Strategic planning process begins with Hill Group visit


Roman Hladio

Jordan Pallitto, ’06, speaks to the Allegheny Student Government’s General Assembly on the evening of Tuesday, April 18. Pallitto is the Chief Operating Officer of The Hill Group, which is leading the strategic planning process implemented by President Ron Cole, ’87.

Allegheny College’s strategic planning process officially kicked off with representatives from The Hill Group hosting open student and faculty sessions and speaking at the Allegheny Student Government’s General Assembly on Tuesday, April 18.
“What’s the best Allegheny College we can imagine?” Chief Operating Officer of The Hill Group Jordan Pallitto, ’06, asked at GA. “What’s an Allegheny College with the deepest impact we can imagine? The best student experience we can imagine? World-class academics and everything else. We need to talk about and envision that future, and we’re going to need your help with that.”
Together, Pallitto and President Ron Cole, ’87, described to ASG what the process of the strategic planning will look like. Set to be mediated by The Hill Group, a management consulting firm based out of Pittsburgh, the strategic planning will take place primarily during the summer in three committees composed of members of the Board of Trustees, students, faculty, staff and administration. Those committees will focus on three main topics: people, defined as the student experience, enrollment and employee development; programs, both curricular and co-curricular; and places, meaning the campus; infrastructure and partnerships within the Meadville area.

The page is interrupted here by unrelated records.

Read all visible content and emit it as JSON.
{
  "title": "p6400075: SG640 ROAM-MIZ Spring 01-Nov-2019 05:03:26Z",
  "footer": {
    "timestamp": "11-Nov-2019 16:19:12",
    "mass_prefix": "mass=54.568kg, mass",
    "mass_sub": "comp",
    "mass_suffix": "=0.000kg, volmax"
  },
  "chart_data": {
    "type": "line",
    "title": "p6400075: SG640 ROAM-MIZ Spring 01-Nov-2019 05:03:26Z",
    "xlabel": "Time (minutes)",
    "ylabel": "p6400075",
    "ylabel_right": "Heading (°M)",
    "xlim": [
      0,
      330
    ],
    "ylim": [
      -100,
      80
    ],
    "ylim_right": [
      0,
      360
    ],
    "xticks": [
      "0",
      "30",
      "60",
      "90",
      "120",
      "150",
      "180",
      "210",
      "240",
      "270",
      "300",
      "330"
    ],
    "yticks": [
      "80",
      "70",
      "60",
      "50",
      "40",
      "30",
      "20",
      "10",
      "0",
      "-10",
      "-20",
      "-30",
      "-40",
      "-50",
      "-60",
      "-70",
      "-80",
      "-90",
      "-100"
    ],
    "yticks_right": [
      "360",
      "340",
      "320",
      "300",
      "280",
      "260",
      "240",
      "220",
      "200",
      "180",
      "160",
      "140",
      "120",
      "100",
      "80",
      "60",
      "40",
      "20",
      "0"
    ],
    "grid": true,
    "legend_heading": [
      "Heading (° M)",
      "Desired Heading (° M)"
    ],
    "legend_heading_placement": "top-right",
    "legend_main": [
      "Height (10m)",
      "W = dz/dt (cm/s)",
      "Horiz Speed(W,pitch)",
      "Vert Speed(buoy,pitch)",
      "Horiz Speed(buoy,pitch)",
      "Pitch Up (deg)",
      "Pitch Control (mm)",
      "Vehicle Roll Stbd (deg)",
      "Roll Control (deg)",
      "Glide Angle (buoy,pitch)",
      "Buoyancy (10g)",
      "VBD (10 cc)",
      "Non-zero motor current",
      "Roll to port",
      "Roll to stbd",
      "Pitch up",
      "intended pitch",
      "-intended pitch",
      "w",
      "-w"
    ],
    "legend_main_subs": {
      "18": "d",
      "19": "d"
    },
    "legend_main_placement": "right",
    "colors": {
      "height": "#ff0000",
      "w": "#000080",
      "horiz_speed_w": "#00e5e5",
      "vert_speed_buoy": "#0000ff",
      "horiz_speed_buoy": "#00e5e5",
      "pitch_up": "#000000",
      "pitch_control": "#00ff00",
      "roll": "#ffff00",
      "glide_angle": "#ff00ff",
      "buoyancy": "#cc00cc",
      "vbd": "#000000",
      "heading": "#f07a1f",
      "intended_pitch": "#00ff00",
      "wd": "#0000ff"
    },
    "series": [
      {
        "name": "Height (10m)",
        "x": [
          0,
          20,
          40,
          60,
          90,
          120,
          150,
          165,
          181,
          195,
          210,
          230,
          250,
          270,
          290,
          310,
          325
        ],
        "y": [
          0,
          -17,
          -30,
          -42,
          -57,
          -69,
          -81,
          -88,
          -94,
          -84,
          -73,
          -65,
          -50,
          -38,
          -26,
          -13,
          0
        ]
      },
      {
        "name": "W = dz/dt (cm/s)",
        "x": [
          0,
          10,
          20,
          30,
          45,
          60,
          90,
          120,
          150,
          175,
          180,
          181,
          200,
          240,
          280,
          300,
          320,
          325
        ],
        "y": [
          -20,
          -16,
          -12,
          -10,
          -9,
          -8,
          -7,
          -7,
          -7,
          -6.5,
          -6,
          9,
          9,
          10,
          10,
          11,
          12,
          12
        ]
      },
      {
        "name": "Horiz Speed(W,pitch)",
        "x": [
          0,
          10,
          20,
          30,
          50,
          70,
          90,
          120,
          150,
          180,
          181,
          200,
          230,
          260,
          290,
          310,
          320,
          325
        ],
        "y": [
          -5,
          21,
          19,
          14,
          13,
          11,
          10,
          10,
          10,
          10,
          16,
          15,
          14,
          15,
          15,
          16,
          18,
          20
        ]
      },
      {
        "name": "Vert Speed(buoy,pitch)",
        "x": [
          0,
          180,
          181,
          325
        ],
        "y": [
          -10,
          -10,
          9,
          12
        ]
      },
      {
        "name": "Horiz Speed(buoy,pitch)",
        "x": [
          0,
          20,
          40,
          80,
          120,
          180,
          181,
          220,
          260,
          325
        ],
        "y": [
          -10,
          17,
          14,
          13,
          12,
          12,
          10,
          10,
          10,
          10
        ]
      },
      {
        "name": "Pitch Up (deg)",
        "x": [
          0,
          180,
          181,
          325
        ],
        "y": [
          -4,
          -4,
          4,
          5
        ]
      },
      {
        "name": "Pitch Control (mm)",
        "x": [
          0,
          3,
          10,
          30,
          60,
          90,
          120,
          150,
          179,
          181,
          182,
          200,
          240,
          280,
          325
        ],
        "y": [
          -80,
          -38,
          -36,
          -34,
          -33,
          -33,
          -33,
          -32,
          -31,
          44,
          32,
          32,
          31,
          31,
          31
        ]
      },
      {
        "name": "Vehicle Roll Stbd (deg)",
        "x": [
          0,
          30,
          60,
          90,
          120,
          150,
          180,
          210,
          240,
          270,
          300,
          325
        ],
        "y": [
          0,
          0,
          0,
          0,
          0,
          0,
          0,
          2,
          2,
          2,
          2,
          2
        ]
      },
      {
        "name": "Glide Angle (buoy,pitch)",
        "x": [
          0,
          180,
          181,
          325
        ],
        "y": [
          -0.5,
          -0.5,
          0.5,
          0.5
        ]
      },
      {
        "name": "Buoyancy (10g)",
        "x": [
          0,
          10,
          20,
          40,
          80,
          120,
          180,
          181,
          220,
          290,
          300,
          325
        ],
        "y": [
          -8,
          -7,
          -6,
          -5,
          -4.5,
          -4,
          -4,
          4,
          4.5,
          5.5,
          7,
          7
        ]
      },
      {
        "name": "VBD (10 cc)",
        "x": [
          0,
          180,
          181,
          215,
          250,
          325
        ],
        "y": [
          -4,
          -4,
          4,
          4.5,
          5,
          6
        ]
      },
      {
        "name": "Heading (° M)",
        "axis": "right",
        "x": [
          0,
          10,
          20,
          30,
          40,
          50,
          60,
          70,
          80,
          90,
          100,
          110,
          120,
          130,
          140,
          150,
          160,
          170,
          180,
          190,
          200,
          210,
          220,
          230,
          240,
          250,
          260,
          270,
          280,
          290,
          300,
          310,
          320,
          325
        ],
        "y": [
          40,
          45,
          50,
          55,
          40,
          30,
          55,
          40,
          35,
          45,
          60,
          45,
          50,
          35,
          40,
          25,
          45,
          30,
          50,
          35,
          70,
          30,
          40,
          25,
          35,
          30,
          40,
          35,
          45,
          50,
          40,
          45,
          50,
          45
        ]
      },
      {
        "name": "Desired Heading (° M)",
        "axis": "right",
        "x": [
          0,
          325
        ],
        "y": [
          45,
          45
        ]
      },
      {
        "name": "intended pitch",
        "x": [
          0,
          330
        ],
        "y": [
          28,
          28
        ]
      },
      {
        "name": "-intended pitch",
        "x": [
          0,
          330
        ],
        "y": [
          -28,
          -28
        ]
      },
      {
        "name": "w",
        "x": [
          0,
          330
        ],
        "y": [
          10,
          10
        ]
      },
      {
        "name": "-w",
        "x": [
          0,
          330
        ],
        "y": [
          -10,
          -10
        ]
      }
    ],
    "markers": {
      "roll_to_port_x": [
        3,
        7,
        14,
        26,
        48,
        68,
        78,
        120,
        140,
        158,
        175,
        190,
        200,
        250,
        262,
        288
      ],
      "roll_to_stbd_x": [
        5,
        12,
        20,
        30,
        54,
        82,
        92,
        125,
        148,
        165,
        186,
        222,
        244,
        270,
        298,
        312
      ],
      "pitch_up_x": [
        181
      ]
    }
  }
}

The committees will evaluate where the college currently stands in each of those sectors and then recommend ways in which the college should proceed.
“To be the best Allegheny, we need to understand the student experience and how to continually improve on that,” Cole said in an interview after GA. “We need to be a place where people love to work at. If we don’t have those things, then we’re not going to have a strong future.”
Cole was pleased to report that, so far, 24 students and more than 70 faculty and staff have indicated their interest in serving on the committees.
The participation of students in the strategic planning process is essential, according to Cole.
“We can’t plan a college to serve our students unless students are involved in that plan,” Cole told ASG.
The three open student sessions hosted earlier in the day were among the first steps in prioritizing student involvement. During a nearly hour-long conversation, students at the second open session dove deep to tell Hill Group representatives Sara Longo, ’11, and Andrew Brey about their multifaceted experiences with the college. Students identified many strengths of the college, including small class sizes, unique major and minor combinations, the athletic program and the perceived real-world application of what students learn. Three major weaknesses of the college that came to students’ mind were retention and recruitment rates, dining and limited engagement with the broader Meadville community.
Representatives then asked students to think about external threats to the college — things the college cannot control but must overcome to be the best version of itself. Participants highlighted increasing costs of higher education, the political environment of Meadville and the accompanying fear for some students, as well as a growing demographic cliff of fewer students nationwide enrolling in institutions of higher education.
Students at the session then proposed that the college has the opportunity to grow by expanding the Allegheny Lab for Innovation and Creativity, more effectively advertising campus events and resources the college already has, and better connecting upper-level staff with the student population.
“There were a lot of themes — I hope this makes you feel good — there were a lot of themes between what we heard here and what the staff said and what the faculty said,” Longo said at the end of the open session. “So they’re very aware of what’s going on and what needs to be addressed.”
In addition to the open student sessions, there is a Google form for students to share their thoughts about all aspects of the college with The Hill Group. Longo said the consultants working on the strategic plan will read every single response they receive through the form.
During the ASG meeting, Pallitto encouraged everyone to provide their input.
“Today’s focus groups were wonderful, but they’re not enough,” Pallitto said. “Each and every one of you and your friends and roommates have ideas that could be really impactful for the future of Allegheny, and so I’m asking if you’ll participate and be a part of the dialogue.”
The strategic plan will likely be designed to guide the college through the next three to five years and will contain action items that can be implemented in both the short- and long-term, according to Cole.
ASG President Veronica Green, ’23, asked Pallitto which areas of the college should expect budget cuts as a result of the strategic plan. Pallitto responded by saying that, while the evaluation process is not yet far along enough to answer Green’s question, trade-offs are a necessary part in becoming the best version of Allegheny possible. Cole added that the summer committees will assist with that sort of decision-making.
Notably, many of The Hill Group employees working on the strategic plan are Allegheny alumni.
“From my perspective, it brings a degree of interest and excitement about this planning process that frankly we don’t get with every client and every organization,” Pallitto said in an interview after GA. “We’re invested in this. This institution has given a lot to us, and it’s an opportunity for us to give a lot back too.”
The completed draft of the strategic plan will be available for public comment in late August or September.